Il ne s'y laisserait plus prendre. Il pouvait encore empêcher cela et changer l'avenir de tous ces gens.
Mais Tom, qui haïssait Albus, ne pouvait pas comprendre cela. Alors Harry avait dû jongler entre le refus poli qu'il devait apporter au futur directeur de l'école et la gestion de l'aura meurtrière qui émanait de son compagnon.
Le trajet de retour au manoir avait encore été plus chaotique.

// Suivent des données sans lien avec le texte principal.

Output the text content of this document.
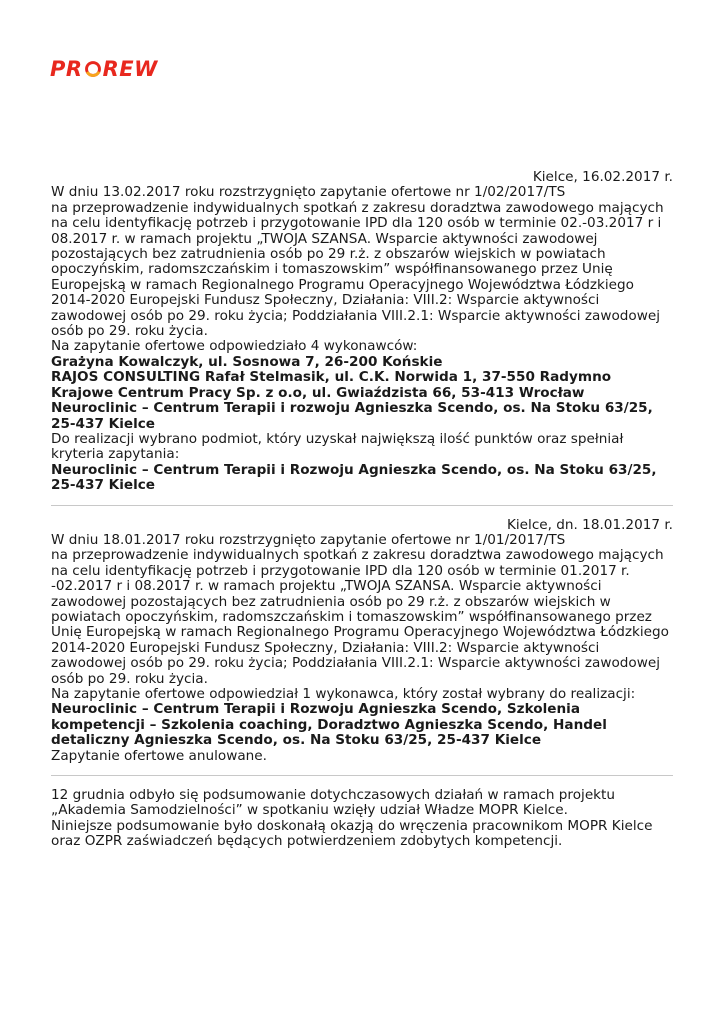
PR REW

Kielce, 16.02.2017 r.

W dniu 13.02.2017 roku rozstrzygnięto zapytanie ofertowe nr 1/02/2017/TS

na przeprowadzenie indywidualnych spotkań z zakresu doradztwa zawodowego mających na celu identyfikację potrzeb i przygotowanie IPD dla 120 osób w terminie 02.-03.2017 r i 08.2017 r. w ramach projektu „TWOJA SZANSA. Wsparcie aktywności zawodowej pozostających bez zatrudnienia osób po 29 r.ż. z obszarów wiejskich w powiatach opoczyńskim, radomszczańskim i tomaszowskim” współfinansowanego przez Unię Europejską w ramach Regionalnego Programu Operacyjnego Województwa Łódzkiego 2014-2020 Europejski Fundusz Społeczny, Działania: VIII.2: Wsparcie aktywności zawodowej osób po 29. roku życia; Poddziałania VIII.2.1: Wsparcie aktywności zawodowej osób po 29. roku życia.

Na zapytanie ofertowe odpowiedziało 4 wykonawców:

Grażyna Kowalczyk, ul. Sosnowa 7, 26-200 Końskie

RAJOS CONSULTING Rafał Stelmasik, ul. C.K. Norwida 1, 37-550 Radymno

Krajowe Centrum Pracy Sp. z o.o, ul. Gwiaździsta 66, 53-413 Wrocław

Neuroclinic – Centrum Terapii i rozwoju Agnieszka Scendo, os. Na Stoku 63/25, 25-437 Kielce

Do realizacji wybrano podmiot, który uzyskał największą ilość punktów oraz spełniał kryteria zapytania:

Neuroclinic – Centrum Terapii i Rozwoju Agnieszka Scendo, os. Na Stoku 63/25, 25-437 Kielce

Kielce, dn. 18.01.2017 r.

W dniu 18.01.2017 roku rozstrzygnięto zapytanie ofertowe nr 1/01/2017/TS

na przeprowadzenie indywidualnych spotkań z zakresu doradztwa zawodowego mających na celu identyfikację potrzeb i przygotowanie IPD dla 120 osób w terminie 01.2017 r. -02.2017 r i 08.2017 r. w ramach projektu „TWOJA SZANSA. Wsparcie aktywności zawodowej pozostających bez zatrudnienia osób po 29 r.ż. z obszarów wiejskich w powiatach opoczyńskim, radomszczańskim i tomaszowskim” współfinansowanego przez Unię Europejską w ramach Regionalnego Programu Operacyjnego Województwa Łódzkiego 2014-2020 Europejski Fundusz Społeczny, Działania: VIII.2: Wsparcie aktywności zawodowej osób po 29. roku życia; Poddziałania VIII.2.1: Wsparcie aktywności zawodowej osób po 29. roku życia.

Na zapytanie ofertowe odpowiedział 1 wykonawca, który został wybrany do realizacji:

Neuroclinic – Centrum Terapii i Rozwoju Agnieszka Scendo, Szkolenia kompetencji – Szkolenia coaching, Doradztwo Agnieszka Scendo, Handel detaliczny Agnieszka Scendo, os. Na Stoku 63/25, 25-437 Kielce

Zapytanie ofertowe anulowane.

12 grudnia odbyło się podsumowanie dotychczasowych działań w ramach projektu „Akademia Samodzielności” w spotkaniu wzięły udział Władze MOPR Kielce.

Niniejsze podsumowanie było doskonałą okazją do wręczenia pracownikom MOPR Kielce oraz OZPR zaświadczeń będących potwierdzeniem zdobytych kompetencji.
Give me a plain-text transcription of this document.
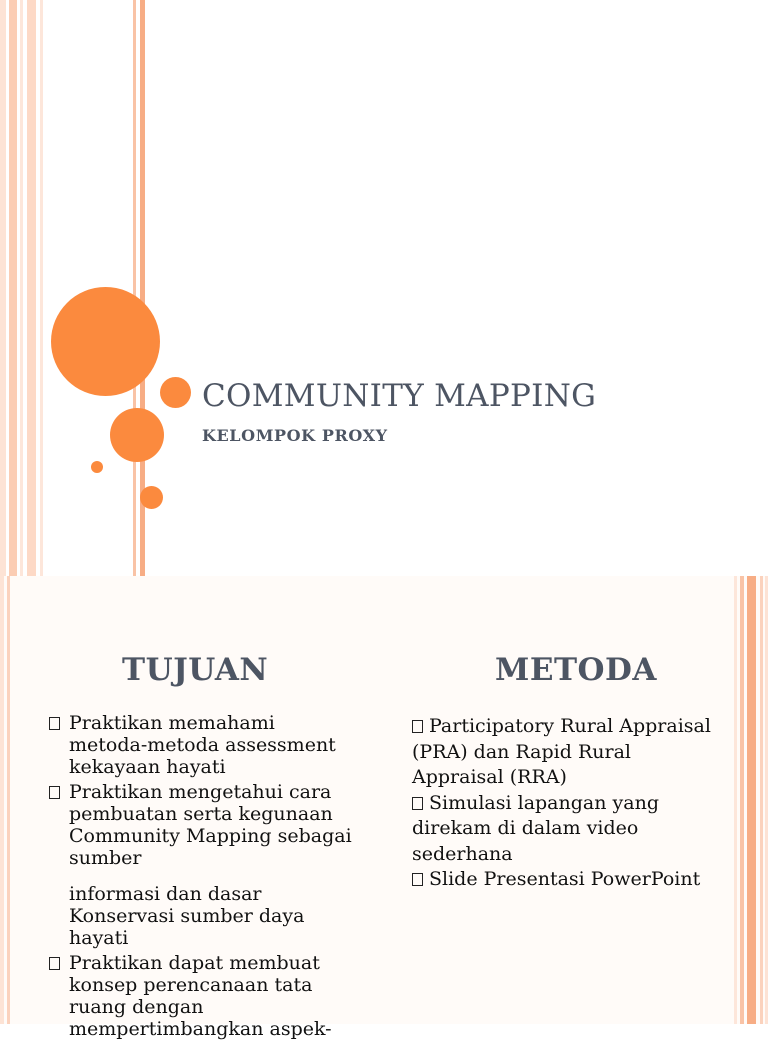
COMMUNITY MAPPING
KELOMPOK PROXY
TUJUAN	METODA
Praktikan memahami metoda-metoda assessment kekayaan hayati
Praktikan mengetahui cara pembuatan serta kegunaan Community Mapping sebagai sumber
informasi dan dasar Konservasi sumber daya hayati
Praktikan dapat membuat konsep perencanaan tata ruang dengan mempertimbangkan aspek-
Participatory Rural Appraisal (PRA) dan Rapid Rural Appraisal (RRA)
Simulasi lapangan yang direkam di dalam video sederhana
Slide Presentasi PowerPoint
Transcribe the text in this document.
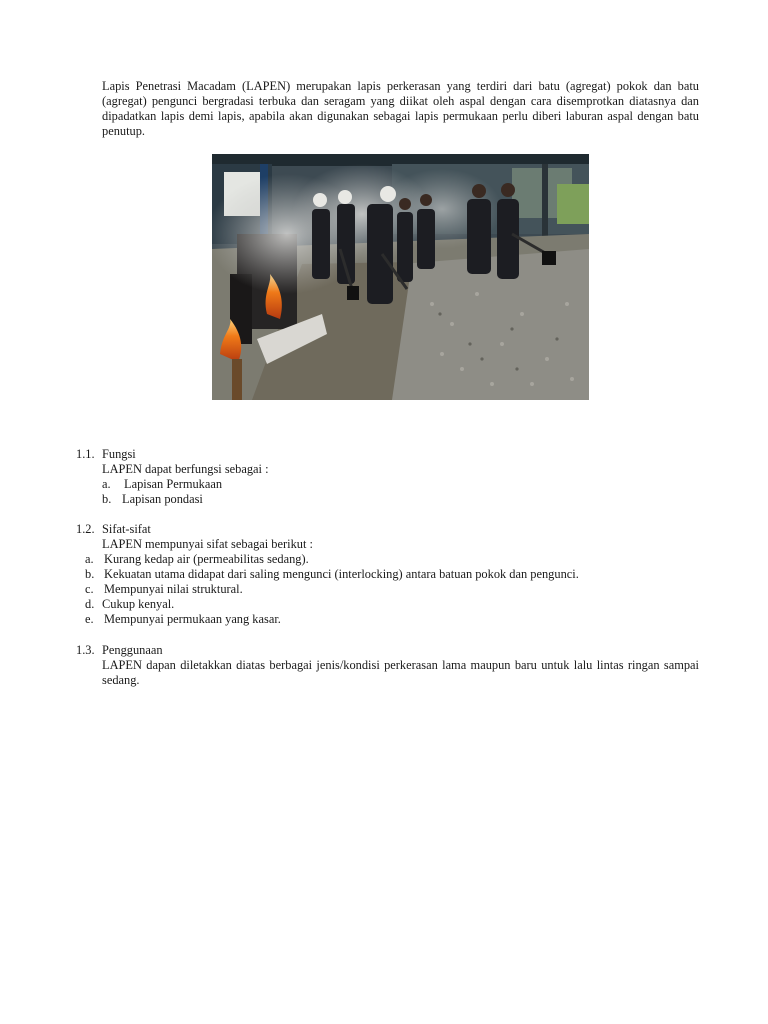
Lapis Penetrasi Macadam (LAPEN) merupakan lapis perkerasan yang terdiri dari batu (agregat) pokok dan batu (agregat) pengunci bergradasi terbuka dan seragam yang diikat oleh aspal dengan cara disemprotkan diatasnya dan dipadatkan lapis demi lapis, apabila akan digunakan sebagai lapis permukaan perlu diberi laburan aspal dengan batu penutup.

1.1. Fungsi
LAPEN dapat berfungsi sebagai :
a. Lapisan Permukaan
b. Lapisan pondasi
1.2. Sifat-sifat
LAPEN mempunyai sifat sebagai berikut :
a. Kurang kedap air (permeabilitas sedang).
b. Kekuatan utama didapat dari saling mengunci (interlocking) antara batuan pokok dan pengunci.
c. Mempunyai nilai struktural.
d. Cukup kenyal.
e. Mempunyai permukaan yang kasar.
1.3. Penggunaan

LAPEN dapan diletakkan diatas berbagai jenis/kondisi perkerasan lama maupun baru untuk lalu lintas ringan sampai sedang.
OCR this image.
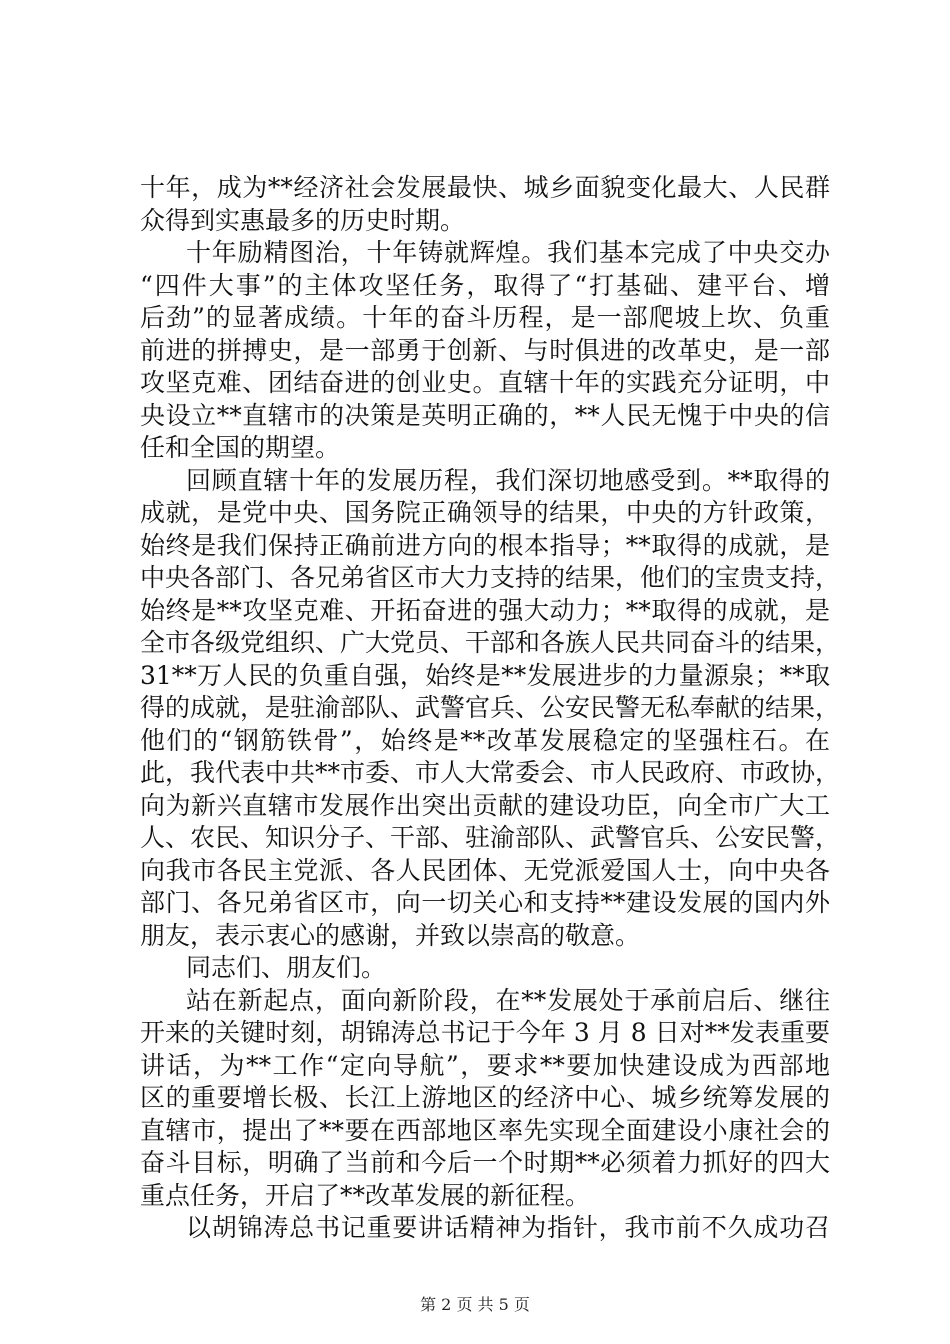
十年，成为**经济社会发展最快、城乡面貌变化最大、人民群
众得到实惠最多的历史时期。
十年励精图治，十年铸就辉煌。我们基本完成了中央交办
“四件大事”的主体攻坚任务，取得了“打基础、建平台、增
后劲”的显著成绩。十年的奋斗历程，是一部爬坡上坎、负重
前进的拼搏史，是一部勇于创新、与时俱进的改革史，是一部
攻坚克难、团结奋进的创业史。直辖十年的实践充分证明，中
央设立**直辖市的决策是英明正确的，**人民无愧于中央的信
任和全国的期望。
回顾直辖十年的发展历程，我们深切地感受到。**取得的
成就，是党中央、国务院正确领导的结果，中央的方针政策，
始终是我们保持正确前进方向的根本指导；**取得的成就，是
中央各部门、各兄弟省区市大力支持的结果，他们的宝贵支持，
始终是**攻坚克难、开拓奋进的强大动力；**取得的成就，是
全市各级党组织、广大党员、干部和各族人民共同奋斗的结果，
31**万人民的负重自强，始终是**发展进步的力量源泉；**取
得的成就，是驻渝部队、武警官兵、公安民警无私奉献的结果，
他们的“钢筋铁骨”，始终是**改革发展稳定的坚强柱石。在
此，我代表中共**市委、市人大常委会、市人民政府、市政协，
向为新兴直辖市发展作出突出贡献的建设功臣，向全市广大工
人、农民、知识分子、干部、驻渝部队、武警官兵、公安民警，
向我市各民主党派、各人民团体、无党派爱国人士，向中央各
部门、各兄弟省区市，向一切关心和支持**建设发展的国内外
朋友，表示衷心的感谢，并致以崇高的敬意。
同志们、朋友们。
站在新起点，面向新阶段，在**发展处于承前启后、继往
开来的关键时刻，胡锦涛总书记于今年 3 月 8 日对**发表重要
讲话，为**工作“定向导航”，要求**要加快建设成为西部地
区的重要增长极、长江上游地区的经济中心、城乡统筹发展的
直辖市，提出了**要在西部地区率先实现全面建设小康社会的
奋斗目标，明确了当前和今后一个时期**必须着力抓好的四大
重点任务，开启了**改革发展的新征程。
以胡锦涛总书记重要讲话精神为指针，我市前不久成功召
第 2 页 共 5 页
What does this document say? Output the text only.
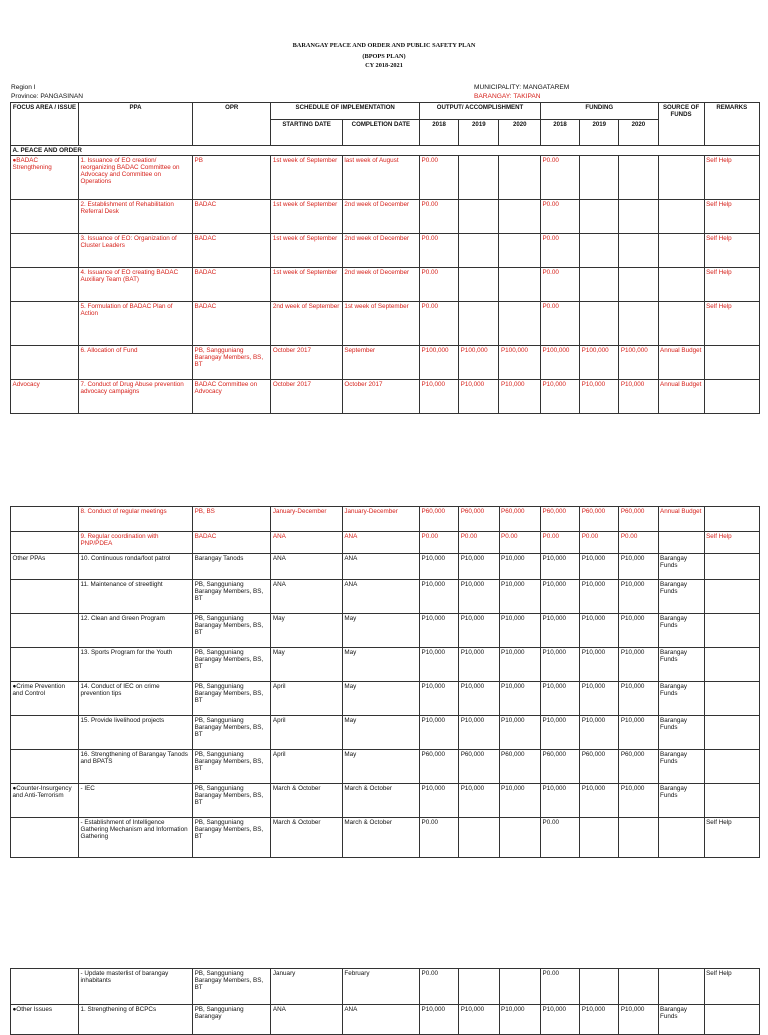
BARANGAY PEACE AND ORDER AND PUBLIC SAFETY PLAN
(BPOPS PLAN)
CY 2018-2021
Region I
Province: PANGASINAN
MUNICIPALITY: MANGATAREM
BARANGAY: TAKIPAN
FOCUS AREA / ISSUE	PPA	OPR	SCHEDULE OF IMPLEMENTATION		OUTPUT/ ACCOMPLISHMENT			FUNDING			SOURCE OF FUNDS	REMARKS
			STARTING DATE	COMPLETION DATE	2018	2019	2020	2018	2019	2020		
A. PEACE AND ORDER												
●BADAC Strengthening	1. Issuance of EO creation/ reorganizing BADAC Committee on Advocacy and Committee on Operations	PB	1st week of September	last week of August	P0.00			P0.00				Self Help
	2. Establishment of Rehabilitation Referral Desk	BADAC	1st week of September	2nd week of December	P0.00			P0.00				Self Help
	3. Issuance of EO: Organization of Cluster Leaders	BADAC	1st week of September	2nd week of December	P0.00			P0.00				Self Help
	4. Issuance of EO creating BADAC Auxiliary Team (BAT)	BADAC	1st week of September	2nd week of December	P0.00			P0.00				Self Help
	5. Formulation of BADAC Plan of Action	BADAC	2nd week of September	1st week of September	P0.00			P0.00				Self Help
	6. Allocation of Fund	PB, Sangguniang Barangay Members, BS, BT	October 2017	September	P100,000	P100,000	P100,000	P100,000	P100,000	P100,000	Annual Budget	
Advocacy	7. Conduct of Drug Abuse prevention advocacy campaigns	BADAC Committee on Advocacy	October 2017	October 2017	P10,000	P10,000	P10,000	P10,000	P10,000	P10,000	Annual Budget	
	8. Conduct of regular meetings	PB, BS	January-December	January-December	P60,000	P60,000	P60,000	P60,000	P60,000	P60,000	Annual Budget	
	9. Regular coordination with PNP/PDEA	BADAC	ANA	ANA	P0.00	P0.00	P0.00	P0.00	P0.00	P0.00		Self Help
Other PPAs	10. Continuous ronda/foot patrol	Barangay Tanods	ANA	ANA	P10,000	P10,000	P10,000	P10,000	P10,000	P10,000	Barangay Funds	
	11. Maintenance of streetlight	PB, Sangguniang Barangay Members, BS, BT	ANA	ANA	P10,000	P10,000	P10,000	P10,000	P10,000	P10,000	Barangay Funds	
	12. Clean and Green Program	PB, Sangguniang Barangay Members, BS, BT	May	May	P10,000	P10,000	P10,000	P10,000	P10,000	P10,000	Barangay Funds	
	13. Sports Program for the Youth	PB, Sangguniang Barangay Members, BS, BT	May	May	P10,000	P10,000	P10,000	P10,000	P10,000	P10,000	Barangay Funds	
●Crime Prevention and Control	14. Conduct of IEC on crime prevention tips	PB, Sangguniang Barangay Members, BS, BT	April	May	P10,000	P10,000	P10,000	P10,000	P10,000	P10,000	Barangay Funds	
	15. Provide livelihood projects	PB, Sangguniang Barangay Members, BS, BT	April	May	P10,000	P10,000	P10,000	P10,000	P10,000	P10,000	Barangay Funds	
	16. Strengthening of Barangay Tanods and BPATS	PB, Sangguniang Barangay Members, BS, BT	April	May	P60,000	P60,000	P60,000	P60,000	P60,000	P60,000	Barangay Funds	
●Counter-Insurgency and Anti-Terrorism	- IEC	PB, Sangguniang Barangay Members, BS, BT	March & October	March & October	P10,000	P10,000	P10,000	P10,000	P10,000	P10,000	Barangay Funds	
	- Establishment of Intelligence Gathering Mechanism and Information Gathering	PB, Sangguniang Barangay Members, BS, BT	March & October	March & October	P0.00			P0.00				Self Help
	- Update masterlist of barangay inhabitants	PB, Sangguniang Barangay Members, BS, BT	January	February	P0.00			P0.00				Self Help
●Other Issues	1. Strengthening of BCPCs	PB, Sangguniang Barangay	ANA	ANA	P10,000	P10,000	P10,000	P10,000	P10,000	P10,000	Barangay Funds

Tout transplanage devrait se faire l'esprit serein mais se téléporter en traînant derrière soi le mage noir le plus récalcitrant de tous les temps (puisque voulant en découdre avec tout Poudlard) était les prémices d'un désartibulage assuré.
Harry était arrivé – en une seule pièce – mentalement épuisé, alors que Tom semblait encore et toujours râler intérieurement. Depuis, ce dernier n'avait pas décroché un mot et Harry s'était laissé envahir par une pointe d'agacement. Il avait parfois la fâcheuse impression (probablement plus que fondée) que Tom pensait être le seul à souffrir d'injustice, à être incompris ou Merlin seul sait quoi d'autre encore. Et quand le monde ne tournait pas autour de lui, alors il préférait tout détruire. Oui, c'était quelque chose dans ce goût-là : la solution à tous les problèmes était la destruction, la mort et les ténèbres. Un point de vue somme toute très enfantin pour un homme proche de la trentaine.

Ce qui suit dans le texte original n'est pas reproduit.